For almost thirty-five years after returning home from his harrowing journey to Point Barrow, Lopp unselfishly devoted himself to promoting the raising of reindeer as a way for the indigenous people to improve their economic life and to providing increased educational opportunities for the natives. Displaying extraordinary passion for these causes, Lopp served as chief of the Alaskan division of the United States Bureau of Education, superintendent of reindeer for the northern district of Alaska, and as reindeer expert for the Hudson’s Bay Company.
More than any other individual, Lopp was responsible for improving conditions in the coastal villages of Alaska. Among many other contributions to the welfare of the people who lived there, he was responsible for the establishment of sixty-six native schools and five hospitals. A leading champion of native rights, he created the Eskimo Bu
lletin, the first newspaper devoted to issues concerning the indigenous people.
It was not until he died, in 1939, that Tom Lopp finally received the recognition he deserved. Among the tributes he received was that from a United States Coast Guard lieutenant commander who wrote, “Scrupulously honest, untiring in his efforts, far-sighted, and guided by his love for his fellow man, he has unselfishly blazed the most difficult trails, has overcome conditions seemingly [i]nsurmountable, and will go down in Alaskan history as her Lincoln.” Lopp Lagoon, an eighteen-mile-long bay near where Lopp established the first reindeer station outside of Siberia, is named for him.
NED MCILHENNY
When Ned McIlhenny finally departed from Point Barrow, he brought back with him a staggering eleven tons of bird eggs, animal skins, skeletons, and artifacts, which were delivered to the University of Pennsylvania’s Natural History Museum.
Immediately after returning to Louisiana, McIlhenny took over the reins of the family’s Tabasco sauce company. Displaying the same energy he had devoted to his Arctic exploits, he expanded the business, applied new marketing techniques, and made Tabasco a household word. In the process he won a court battle that resulted in the company gaining the sole right to the Tabasco trademark.
But, successful as he was at growing the family business, he found that he had developed a new passion — conservation.

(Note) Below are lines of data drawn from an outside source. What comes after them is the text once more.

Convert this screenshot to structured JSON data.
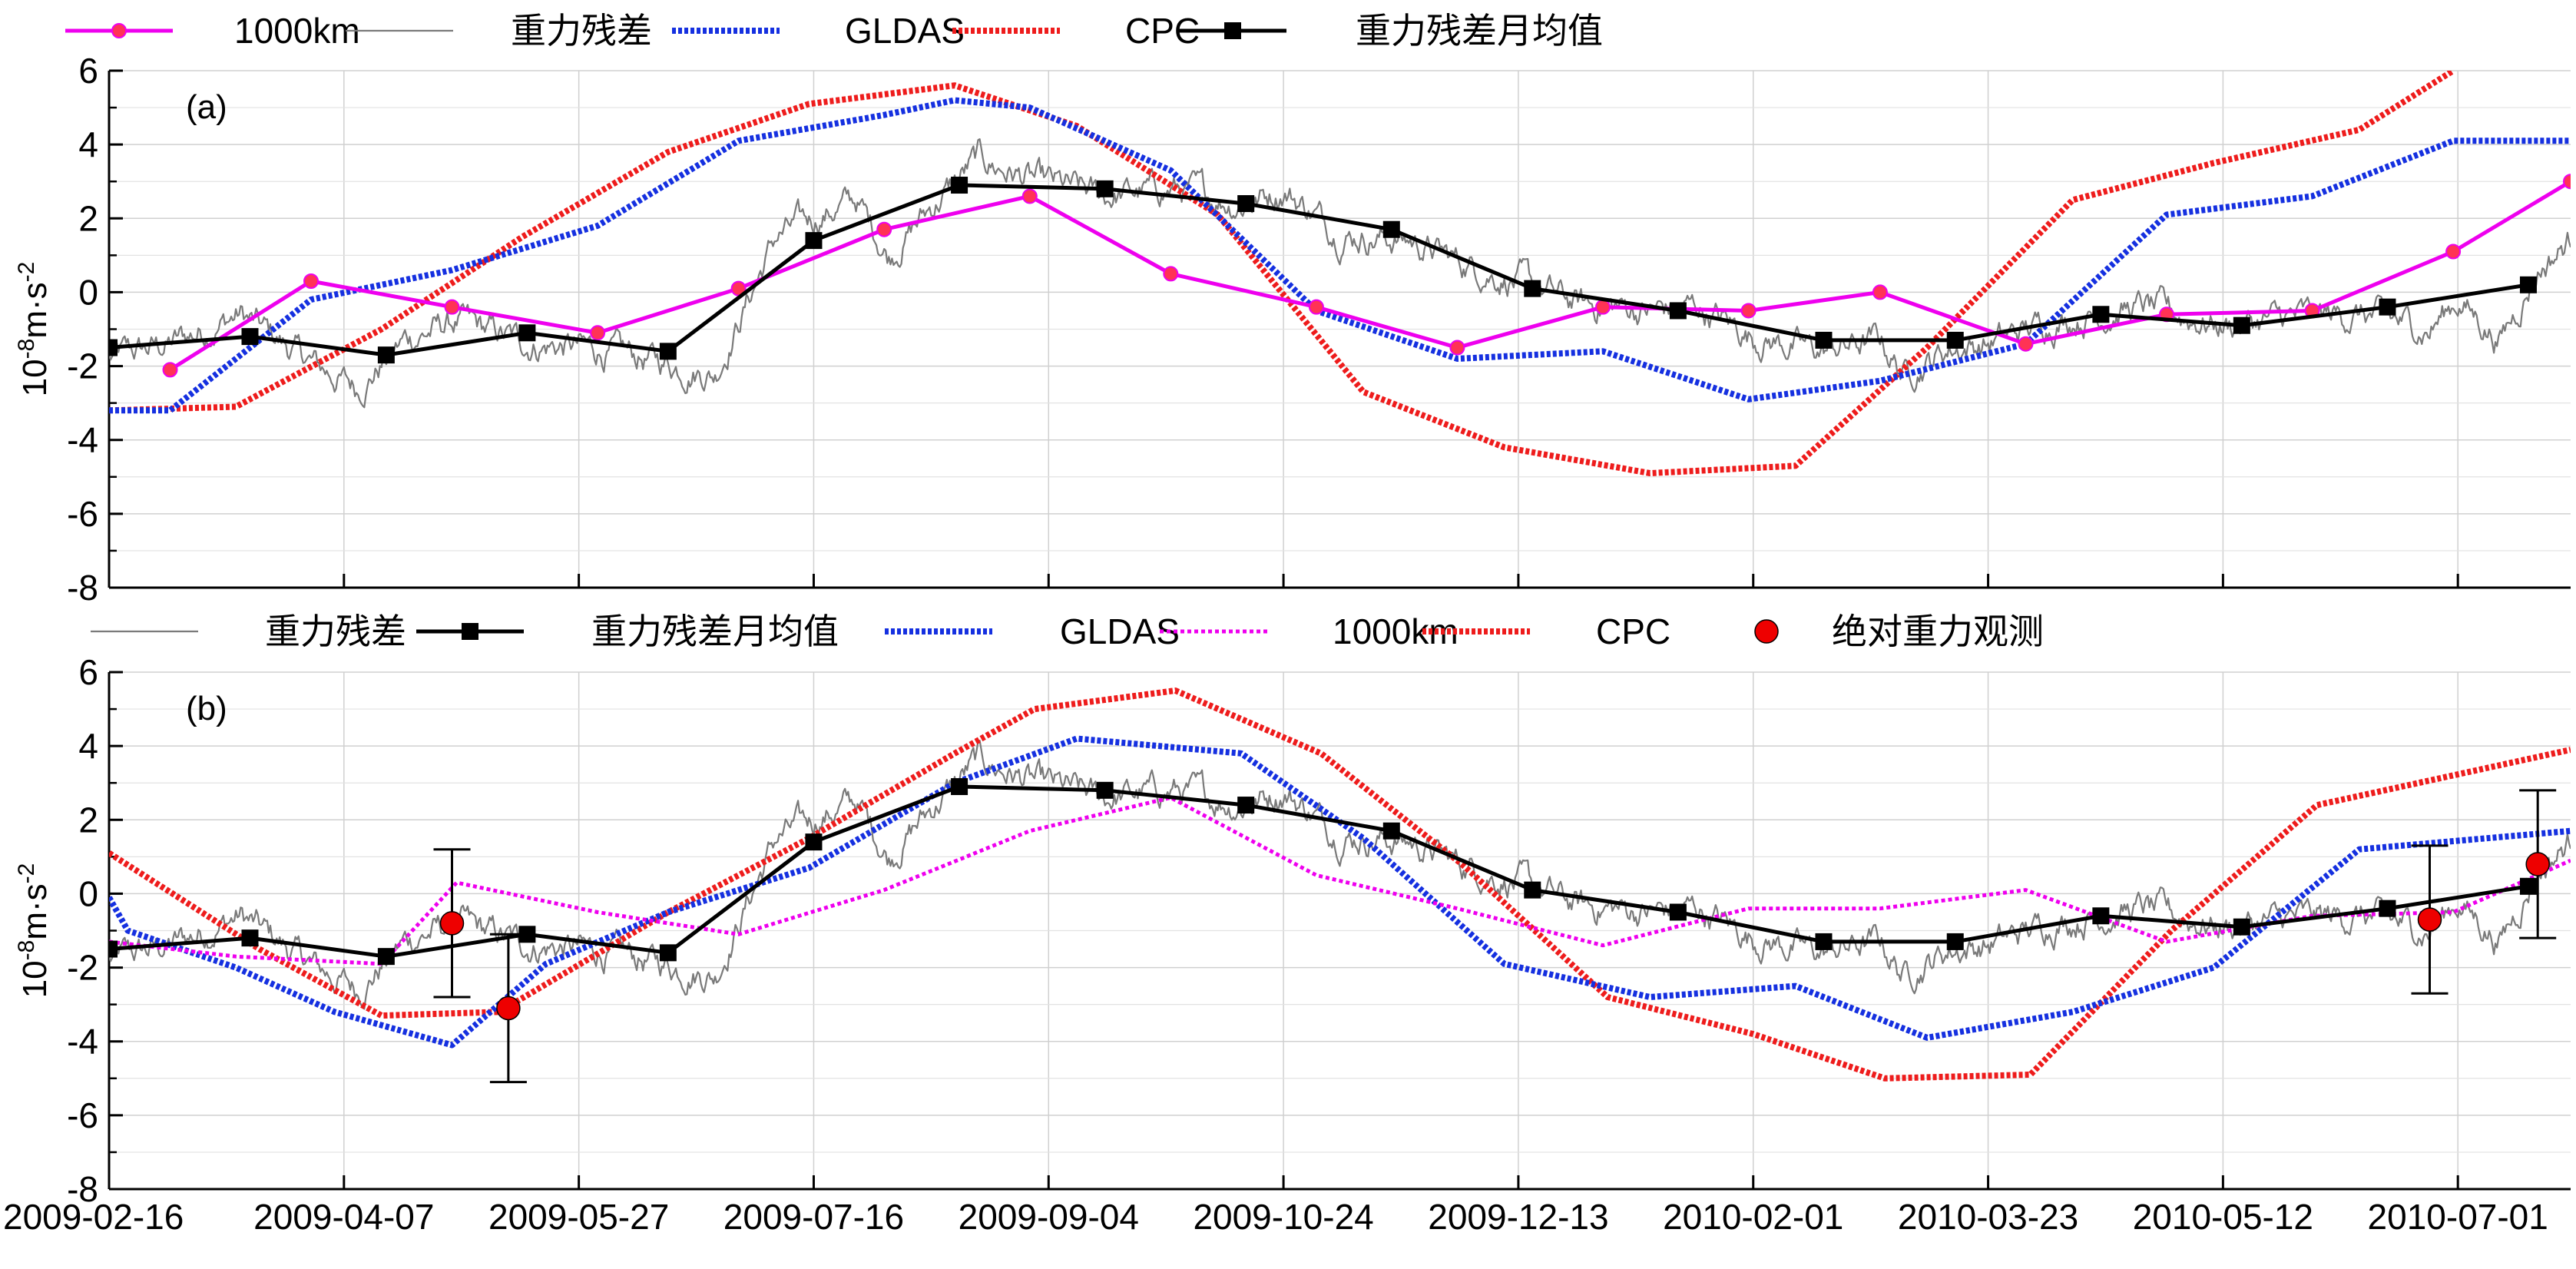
{
  "chart_data": {
    "type": "line",
    "x_tick_labels": [
      "2009-02-16",
      "2009-04-07",
      "2009-05-27",
      "2009-07-16",
      "2009-09-04",
      "2009-10-24",
      "2009-12-13",
      "2010-02-01",
      "2010-03-23",
      "2010-05-12",
      "2010-07-01"
    ],
    "x_range": [
      "2009-02-16",
      "2010-07-25"
    ],
    "grid": true,
    "colors": {
      "magenta": "#ee00ee",
      "gray": "#7a7a7a",
      "blue": "#1530e0",
      "red": "#ee1c1c",
      "black": "#000000",
      "marker_pink": "#ff3355",
      "abs_red": "#ee0000"
    },
    "panels": [
      {
        "label": "(a)",
        "ylabel": "10⁻⁸m·s⁻²",
        "ylim": [
          -8,
          6
        ],
        "y_ticks": [
          -8,
          -6,
          -4,
          -2,
          0,
          2,
          4,
          6
        ],
        "legend": [
          "1000km",
          "重力残差",
          "GLDAS",
          "CPC",
          "重力残差月均值"
        ],
        "series": [
          {
            "name": "1000km",
            "style": "magenta-marker",
            "x": [
              "2009-03-01",
              "2009-03-31",
              "2009-04-30",
              "2009-05-31",
              "2009-06-30",
              "2009-07-31",
              "2009-08-31",
              "2009-09-30",
              "2009-10-31",
              "2009-11-30",
              "2009-12-31",
              "2010-01-31",
              "2010-02-28",
              "2010-03-31",
              "2010-04-30",
              "2010-05-31",
              "2010-06-30",
              "2010-07-25"
            ],
            "y": [
              -2.1,
              0.3,
              -0.4,
              -1.1,
              0.1,
              1.7,
              2.6,
              0.5,
              -0.4,
              -1.5,
              -0.4,
              -0.5,
              0.0,
              -1.4,
              -0.6,
              -0.5,
              1.1,
              3.0
            ]
          },
          {
            "name": "重力残差",
            "style": "gray",
            "source": "residual"
          },
          {
            "name": "GLDAS",
            "style": "blue-dot",
            "x": [
              "2009-02-16",
              "2009-03-01",
              "2009-03-31",
              "2009-04-30",
              "2009-05-31",
              "2009-06-30",
              "2009-07-31",
              "2009-08-15",
              "2009-08-31",
              "2009-09-30",
              "2009-10-31",
              "2009-11-30",
              "2009-12-31",
              "2010-01-31",
              "2010-02-28",
              "2010-03-31",
              "2010-04-30",
              "2010-05-31",
              "2010-06-30",
              "2010-07-25"
            ],
            "y": [
              -3.2,
              -3.2,
              -0.2,
              0.6,
              1.8,
              4.1,
              4.8,
              5.2,
              5.0,
              3.3,
              -0.5,
              -1.8,
              -1.6,
              -2.9,
              -2.4,
              -1.4,
              2.1,
              2.6,
              4.1,
              4.1
            ]
          },
          {
            "name": "CPC",
            "style": "red-dot",
            "x": [
              "2009-02-16",
              "2009-03-15",
              "2009-04-15",
              "2009-05-15",
              "2009-06-15",
              "2009-07-15",
              "2009-08-15",
              "2009-09-10",
              "2009-10-10",
              "2009-11-10",
              "2009-12-10",
              "2010-01-10",
              "2010-02-10",
              "2010-03-10",
              "2010-04-10",
              "2010-05-10",
              "2010-06-10",
              "2010-06-30"
            ],
            "y": [
              -3.2,
              -3.1,
              -1.0,
              1.5,
              3.8,
              5.1,
              5.6,
              4.5,
              2.1,
              -2.7,
              -4.2,
              -4.9,
              -4.7,
              -1.5,
              2.5,
              3.5,
              4.4,
              6.0
            ]
          },
          {
            "name": "重力残差月均值",
            "style": "black-square",
            "source": "monthly_mean"
          }
        ]
      },
      {
        "label": "(b)",
        "ylabel": "10⁻⁸m·s⁻²",
        "ylim": [
          -8,
          6
        ],
        "y_ticks": [
          -8,
          -6,
          -4,
          -2,
          0,
          2,
          4,
          6
        ],
        "legend": [
          "重力残差",
          "重力残差月均值",
          "GLDAS",
          "1000km",
          "CPC",
          "绝对重力观测"
        ],
        "series": [
          {
            "name": "重力残差",
            "style": "gray",
            "source": "residual"
          },
          {
            "name": "重力残差月均值",
            "style": "black-square",
            "source": "monthly_mean"
          },
          {
            "name": "GLDAS",
            "style": "blue-dot",
            "x": [
              "2009-02-16",
              "2009-02-20",
              "2009-03-15",
              "2009-04-05",
              "2009-04-30",
              "2009-05-20",
              "2009-06-15",
              "2009-07-15",
              "2009-08-15",
              "2009-09-10",
              "2009-10-15",
              "2009-11-10",
              "2009-12-10",
              "2010-01-10",
              "2010-02-10",
              "2010-03-10",
              "2010-04-10",
              "2010-05-10",
              "2010-06-10",
              "2010-07-25"
            ],
            "y": [
              -0.1,
              -1.0,
              -2.0,
              -3.2,
              -4.1,
              -1.9,
              -0.5,
              0.7,
              3.0,
              4.2,
              3.8,
              1.5,
              -1.9,
              -2.8,
              -2.5,
              -3.9,
              -3.2,
              -2.0,
              1.2,
              1.7
            ]
          },
          {
            "name": "1000km",
            "style": "magenta-dot",
            "x": [
              "2009-02-16",
              "2009-03-15",
              "2009-04-15",
              "2009-05-01",
              "2009-05-31",
              "2009-06-30",
              "2009-07-31",
              "2009-08-31",
              "2009-09-30",
              "2009-10-31",
              "2009-11-30",
              "2009-12-31",
              "2010-01-31",
              "2010-02-28",
              "2010-03-31",
              "2010-04-30",
              "2010-05-31",
              "2010-06-30",
              "2010-07-25"
            ],
            "y": [
              -1.3,
              -1.7,
              -1.9,
              0.3,
              -0.5,
              -1.1,
              0.1,
              1.7,
              2.6,
              0.5,
              -0.4,
              -1.4,
              -0.4,
              -0.4,
              0.1,
              -1.3,
              -0.6,
              -0.5,
              0.9
            ]
          },
          {
            "name": "CPC",
            "style": "red-dot",
            "x": [
              "2009-02-16",
              "2009-03-20",
              "2009-04-15",
              "2009-05-10",
              "2009-06-15",
              "2009-07-15",
              "2009-08-15",
              "2009-09-01",
              "2009-10-01",
              "2009-11-01",
              "2009-12-01",
              "2010-01-01",
              "2010-02-01",
              "2010-03-01",
              "2010-04-01",
              "2010-05-01",
              "2010-06-01",
              "2010-07-25"
            ],
            "y": [
              1.1,
              -1.5,
              -3.3,
              -3.2,
              -0.5,
              1.5,
              3.8,
              5.0,
              5.5,
              3.8,
              0.8,
              -2.8,
              -3.8,
              -5.0,
              -4.9,
              -1.0,
              2.4,
              3.9
            ]
          },
          {
            "name": "绝对重力观测",
            "style": "abs-point",
            "x": [
              "2009-04-30",
              "2009-05-12",
              "2010-06-25",
              "2010-07-18"
            ],
            "y": [
              -0.8,
              -3.1,
              -0.7,
              0.8
            ],
            "error": [
              2.0,
              2.0,
              2.0,
              2.0
            ]
          }
        ]
      }
    ],
    "monthly_mean": {
      "x": [
        "2009-02-16",
        "2009-03-18",
        "2009-04-16",
        "2009-05-16",
        "2009-06-15",
        "2009-07-16",
        "2009-08-16",
        "2009-09-16",
        "2009-10-16",
        "2009-11-16",
        "2009-12-16",
        "2010-01-16",
        "2010-02-16",
        "2010-03-16",
        "2010-04-16",
        "2010-05-16",
        "2010-06-16",
        "2010-07-16"
      ],
      "y": [
        -1.5,
        -1.2,
        -1.7,
        -1.1,
        -1.6,
        1.4,
        2.9,
        2.8,
        2.4,
        1.7,
        0.1,
        -0.5,
        -1.3,
        -1.3,
        -0.6,
        -0.9,
        -0.4,
        0.2
      ]
    },
    "residual": {
      "x": [
        "2009-02-16",
        "2009-03-01",
        "2009-03-16",
        "2009-04-01",
        "2009-04-10",
        "2009-04-20",
        "2009-05-01",
        "2009-05-16",
        "2009-05-27",
        "2009-06-10",
        "2009-06-25",
        "2009-07-01",
        "2009-07-08",
        "2009-07-16",
        "2009-07-25",
        "2009-08-01",
        "2009-08-10",
        "2009-08-20",
        "2009-09-01",
        "2009-09-15",
        "2009-10-01",
        "2009-10-15",
        "2009-10-24",
        "2009-11-05",
        "2009-11-20",
        "2009-12-01",
        "2009-12-13",
        "2009-12-25",
        "2010-01-10",
        "2010-01-20",
        "2010-02-01",
        "2010-02-15",
        "2010-02-28",
        "2010-03-05",
        "2010-03-15",
        "2010-03-23",
        "2010-04-05",
        "2010-04-15",
        "2010-04-25",
        "2010-05-12",
        "2010-05-25",
        "2010-06-10",
        "2010-06-25",
        "2010-07-01",
        "2010-07-10",
        "2010-07-18",
        "2010-07-25"
      ],
      "y": [
        -1.8,
        -1.4,
        -0.6,
        -2.0,
        -2.6,
        -1.3,
        -0.8,
        -1.4,
        -1.5,
        -1.8,
        -2.2,
        -0.5,
        1.5,
        2.0,
        2.5,
        1.0,
        2.3,
        3.6,
        3.0,
        2.6,
        2.8,
        2.4,
        2.8,
        1.6,
        1.4,
        0.8,
        0.3,
        -0.3,
        -0.5,
        -0.4,
        -1.2,
        -1.6,
        -1.3,
        -2.2,
        -1.5,
        -1.4,
        -0.8,
        -0.6,
        -0.4,
        -0.9,
        -0.7,
        -0.6,
        -1.0,
        -0.2,
        -1.3,
        0.6,
        1.4
      ]
    }
  }
}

Even before he had left for Point Barrow, he had become alarmed at how one of his favorite creatures, the beautiful snowy egret, which had once lived near his home by the thousands, was becoming extinct. “This great reduction,” he wrote, was “not due to natural causes, but to the persecution of [the egrets] by man, who has killed them for both sport and profit.” McIlhenny particularly blamed what he called “plume hunters,” who killed as many of the egrets as they could for their long feathers, which women of the day loved to wear in their hats. The women themselves did not escape McIlhenny’s wrath, and he condemned them for their “barbaric love of adornment, which 1,800 years of Christian civilization had failed to eradicate.”